We hear that you are a wanderer, both for your interesting academic journey but also because you like to wandel (“walk”) in nature. Tell us more about it!

Indeed, I adore traveling in the wilderness, be it on water or in the woods. When you go kayaking or trekking, the huge advantage is that, in contrast to a conventional vacation, you cannot but leave your laptop at home. The study of manuscripts is a continuous voyage, too: doing codicology is impossible without consulting the originals, and they are kept in libraries all over the world. As for my academic journey, I did my BA and MA in Saint Petersburg, the city where I was born, but that period also included a fantastic exchange semester in Florence (that’s where I fell for paleography) and a short research stay in the Hellenic Institute in Venice. My double passion, for the Italian Renaissance and for Greek manuscripts, brought me then to Münster and Rome.

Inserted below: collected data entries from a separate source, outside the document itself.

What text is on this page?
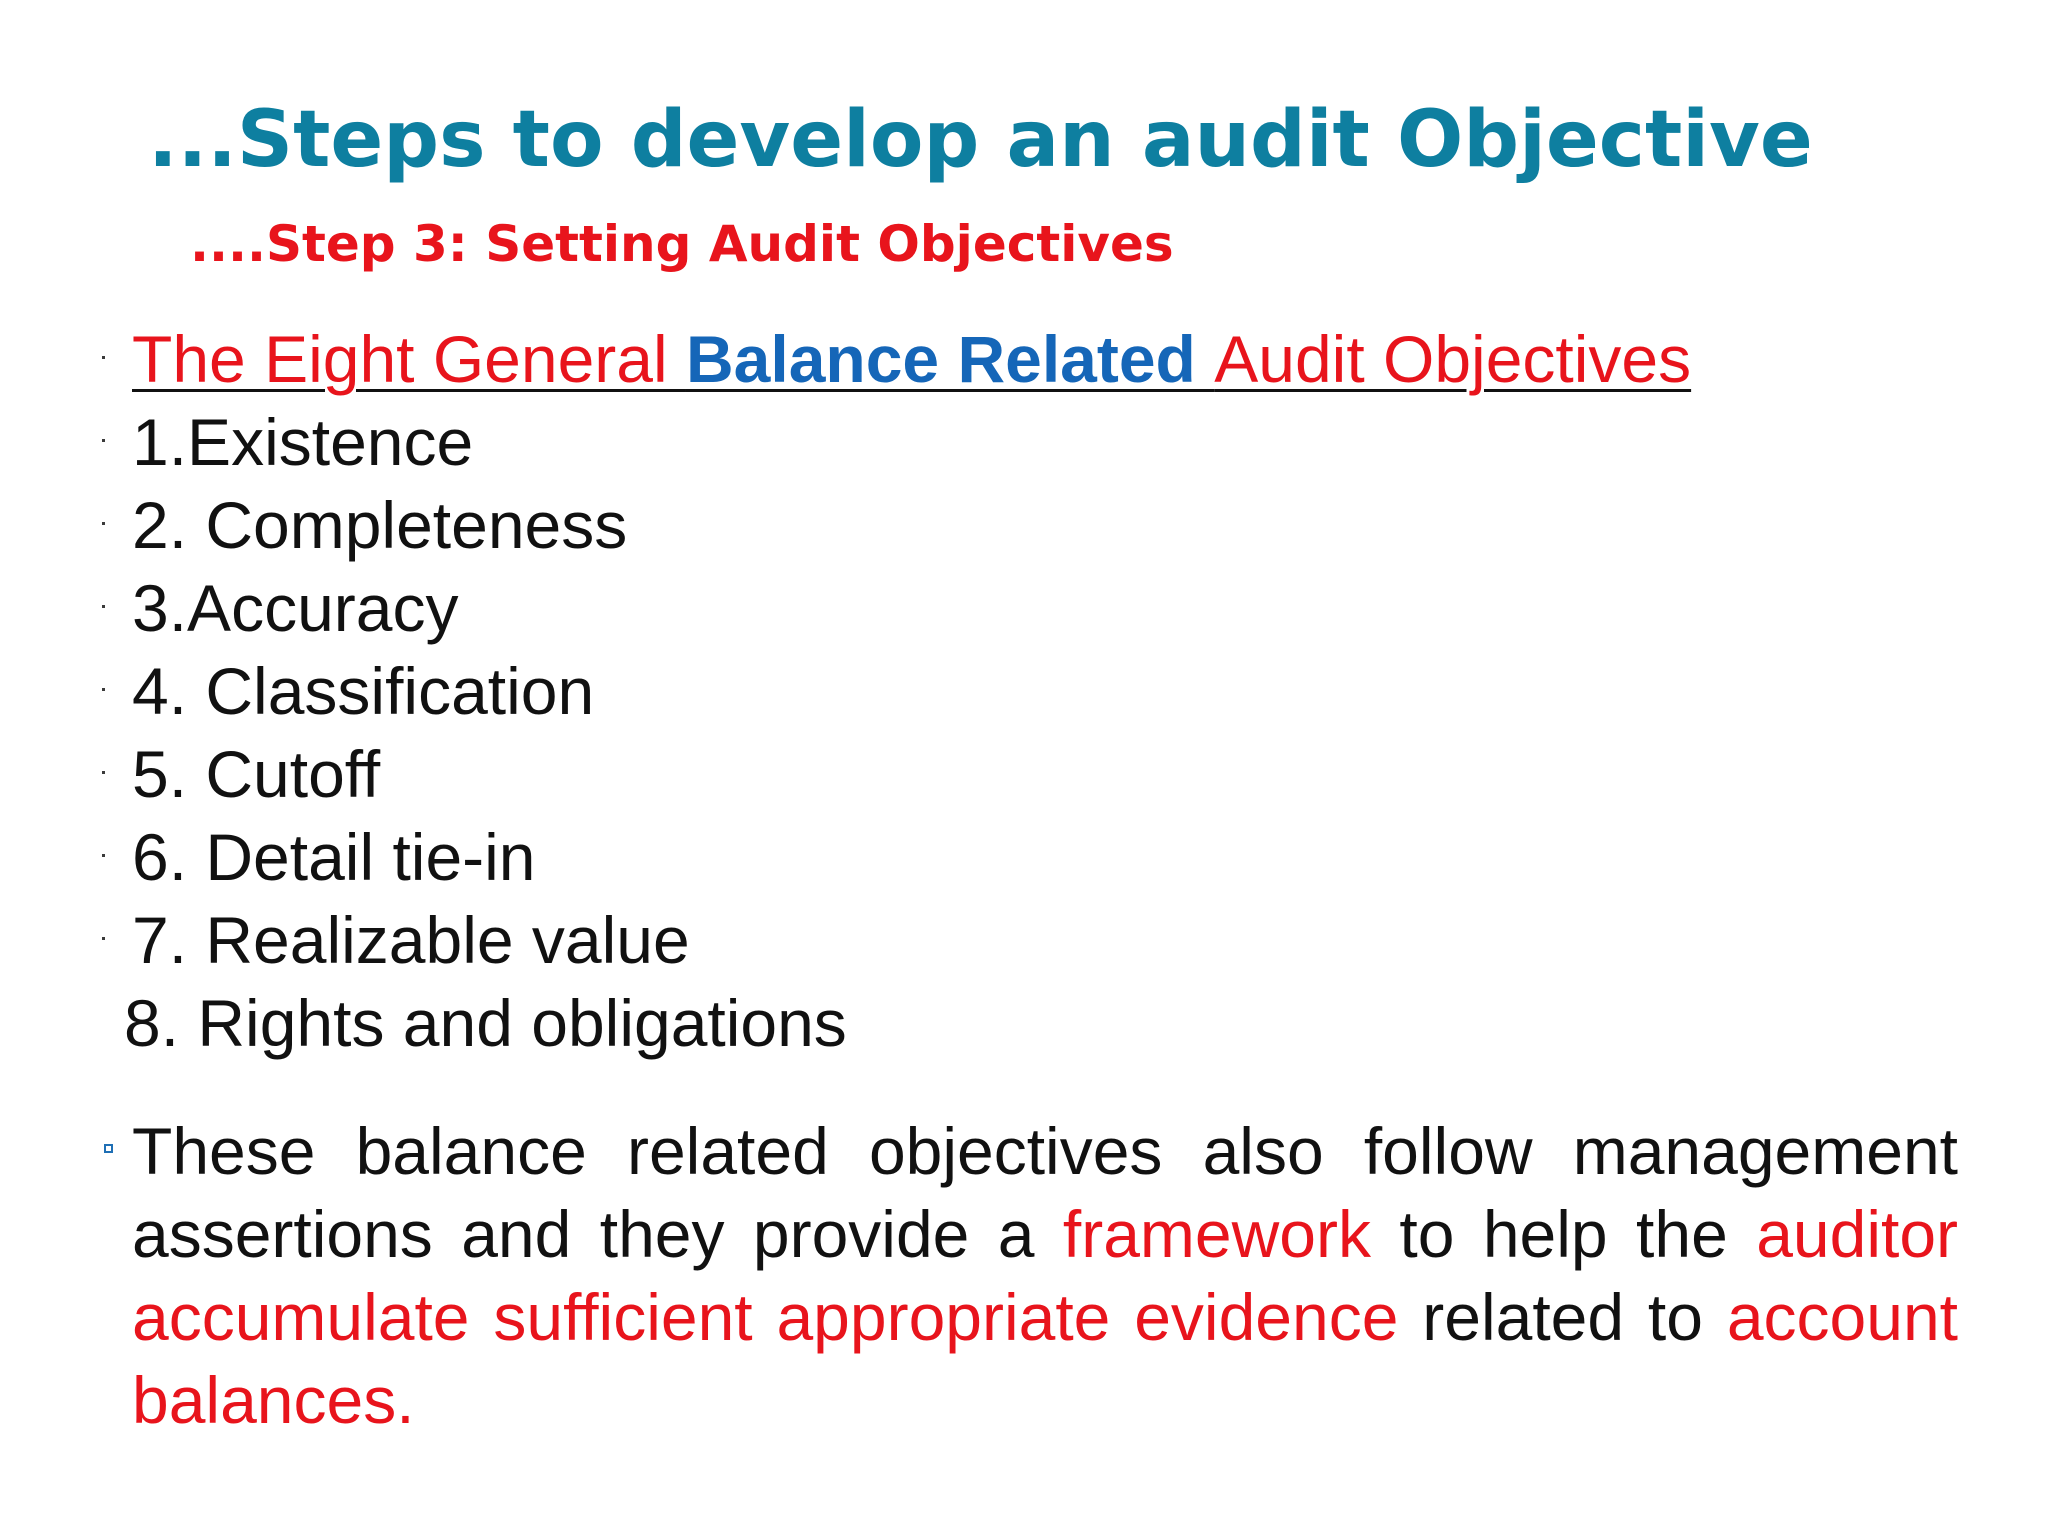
...Steps to develop an audit Objective
....Step 3: Setting Audit Objectives
The Eight General Balance Related Audit Objectives
1.Existence
2. Completeness
3.Accuracy
4. Classification
5. Cutoff
6. Detail tie-in
7. Realizable value
8. Rights and obligations

These balance related objectives also follow management assertions and they provide a framework to help the auditor accumulate sufficient appropriate evidence related to account balances.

I defended two doctoral theses on different topics, in Rome and in Saint Petersburg, and started working in the latter place. Apart from teaching, I was involved in several projects in the fields of Neo-Latin philology and Greek paleography. It was rewarding to work with manuscripts there, for they are quite numerous and to a great extent unstudied. Still, something went wrong outside academia. Already in the 2000s I was aware that terrible things were going on in my country, the feeling of helplessness and shame has been increasing ever since, and yet, even after the catastrophic invasions in 2008 and 2014, despite the steady growth of repressions and censorship, I hoped against hope that the regime would change soon. Well, that optimism turned out to be naïve. In late February 2022, I grabbed my backpack and got on board one of the crowded airplanes heading to Istanbul. As numerous Russian scholars who spoke up against the war and for whom it was unbearable to stay in their country any longer, I fled. I was lucky enough to have that possibility (indeed, so many people who want to leave are unable to), and I was even luckier to quickly get two short-term research positions, first at the University of Innsbruck, in the Noscemus project, and then at the Free University of Berlin, in the Aristoteles-Archiv. In both places I had the opportunity to work on topics very close to those I had been dealing with before. In 2023, I became a member of the MELA team, and I cannot express how happy I am to be part of it now. Ghent University is more than a safe haven for me: as I said, I feel at home.

In late February 2022, I grabbed my backpack and got on board one of the crowded airplanes heading to Istanbul. As numerous Russian scholars who spoke up against the war and for whom it was unbearable to stay in their country any longer, I fled. I was lucky enough to have that possibility (indeed, so many people who want to leave are unable to).

The initial period in a new country is the moment when one starts to settle in and build his own new habits. Have you already established some favorite rituals – maybe a place to go, a bite to eat, a person to hang out with – in Ghent?

In Ghent it is easy, for this city is so welcoming and, if I may use this word, cozy! It boasts a marvelous selection of cafés, but almost directly upon my arrival I discovered an alternative to having a piece of cake in one of those: you can just take a broodpudding at Bloch and consume it meditatively in the stillness of Blandijn’s Japanese hortus conclusus. As for my other new rituals, I found a regular jam session to participate in and I joined a choir. Besides, I am enthusiastic about the fact that Ghent has so much water. I grew up at the riverside, so the mere fact of crossing two bridges on my way to the university is a gratifying routine.

Last question for a travelling academic: what is the one book that you must always bring with you when you move to a new country?L

Well, this might sound strange from a person who works with manuscripts, but the nomadic life I have got used to over the past decade has taught me that living close to a good library is more important than possessing books. Hence, to my mind, the only indispensable book-like object to carry with you whenever you move to a new country is your head!

Thanks for taking the time to answer our questions, Grigory! We are glad to have you with us and we wish you the best of luck with your work!